Adult Skills and Social mobility

25 Feb 2019 01:01 PM

The Social Mobility Commission was set up to monitor progress towards improving social mobility in the UK, and promotes social mobility in England.

They recently released a report looking at the role adult skills can play in achieving this goal. They found that ‘Low pay is mainly a low skill problem but the UK currently lags behind other countries in giving adults a second chance to get on’ and that this was due to the UK spending relatively little on Adult Skills.

They also found some interesting insights into the culture of adult reskilling in the UK, with graduates being over 3 times more likely to participate in training than those with no qualifications. Previous research also showed half of adults from the lowest socio-economic groups having received no training since leaving school.

Low levels of investment aren’t just restricted to prior attainment; almost twice as many people in managerial, professional and associate professional occupations access training (30%) compared to those in intermediate (16%) or routine and manual occupations (18%). This is sustained across generations, with adults whose parents worked in professional or managerial occupations more likely to participate in training, no matter what their own occupation is, than those whose parents worked in lower-skilled occupations.

It is proposed that this is due to children of high-skilled parents being more likely to be high-qualified and in high-skilled jobs themselves, both of which increase access to training.

This disparity is also reflected in ethnic and gender backgrounds, with more women than men undertaking training (26% versus 21%), more people from Black and Black British ethnic backgrounds than from white backgrounds (32% to 23%), and more younger than older people (25% of 25-29 year olds compared to 17% of 60-64 year olds).
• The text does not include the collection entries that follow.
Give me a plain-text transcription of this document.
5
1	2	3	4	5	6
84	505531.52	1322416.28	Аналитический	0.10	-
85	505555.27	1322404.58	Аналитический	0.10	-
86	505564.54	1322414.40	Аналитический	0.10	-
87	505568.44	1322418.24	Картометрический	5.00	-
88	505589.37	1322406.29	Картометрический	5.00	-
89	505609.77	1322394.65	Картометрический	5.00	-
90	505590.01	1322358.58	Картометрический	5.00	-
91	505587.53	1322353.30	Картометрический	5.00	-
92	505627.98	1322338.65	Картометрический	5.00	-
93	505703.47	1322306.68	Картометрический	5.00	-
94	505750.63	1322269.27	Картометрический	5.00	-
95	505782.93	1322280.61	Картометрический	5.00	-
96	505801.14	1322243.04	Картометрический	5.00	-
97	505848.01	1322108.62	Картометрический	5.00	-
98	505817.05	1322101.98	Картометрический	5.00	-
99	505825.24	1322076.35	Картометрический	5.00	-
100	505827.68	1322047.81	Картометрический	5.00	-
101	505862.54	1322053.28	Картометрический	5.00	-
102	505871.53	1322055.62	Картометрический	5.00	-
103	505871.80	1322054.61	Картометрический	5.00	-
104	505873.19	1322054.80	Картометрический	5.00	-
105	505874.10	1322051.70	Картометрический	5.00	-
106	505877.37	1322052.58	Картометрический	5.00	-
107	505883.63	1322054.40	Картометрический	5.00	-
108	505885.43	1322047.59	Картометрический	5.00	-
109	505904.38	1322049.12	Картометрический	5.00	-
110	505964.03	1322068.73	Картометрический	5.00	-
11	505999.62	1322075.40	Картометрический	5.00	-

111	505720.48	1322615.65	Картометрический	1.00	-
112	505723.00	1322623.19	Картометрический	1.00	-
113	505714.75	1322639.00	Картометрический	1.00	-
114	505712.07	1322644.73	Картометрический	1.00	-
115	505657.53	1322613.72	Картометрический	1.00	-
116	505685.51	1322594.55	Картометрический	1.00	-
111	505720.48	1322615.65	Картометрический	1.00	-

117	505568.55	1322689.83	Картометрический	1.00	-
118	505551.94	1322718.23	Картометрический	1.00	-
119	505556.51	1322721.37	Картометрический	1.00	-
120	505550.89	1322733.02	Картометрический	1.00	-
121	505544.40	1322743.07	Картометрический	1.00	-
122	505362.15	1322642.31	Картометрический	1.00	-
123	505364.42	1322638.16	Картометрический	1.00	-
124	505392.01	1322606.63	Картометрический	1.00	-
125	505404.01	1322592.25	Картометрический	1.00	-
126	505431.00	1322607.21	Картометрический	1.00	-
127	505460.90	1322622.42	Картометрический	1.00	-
So what are the causes of these discrepancies? The Commission highlight that ‘since 2010, the proportion of training funded by government decreased and employer funding stayed flat, leaving individuals to fund more of their own training [with] Government only funding 7% of all investment in adult skills and in 2016-17 [the] UK spend on vocational training per employee was half the EU average.

The Commission has set out a suggested action plan, asking employers to address disparities in their training investment, asking government to increase the availability, accessibility and quality of training for adults who need it most and improve the quality of information available on adult skills, training and careers. These are welcome suggestions, but what is clear is that to truly address social mobility and the future productivity challenges of our economy, all of us in the Adult Further Education sector are going to have to play our part.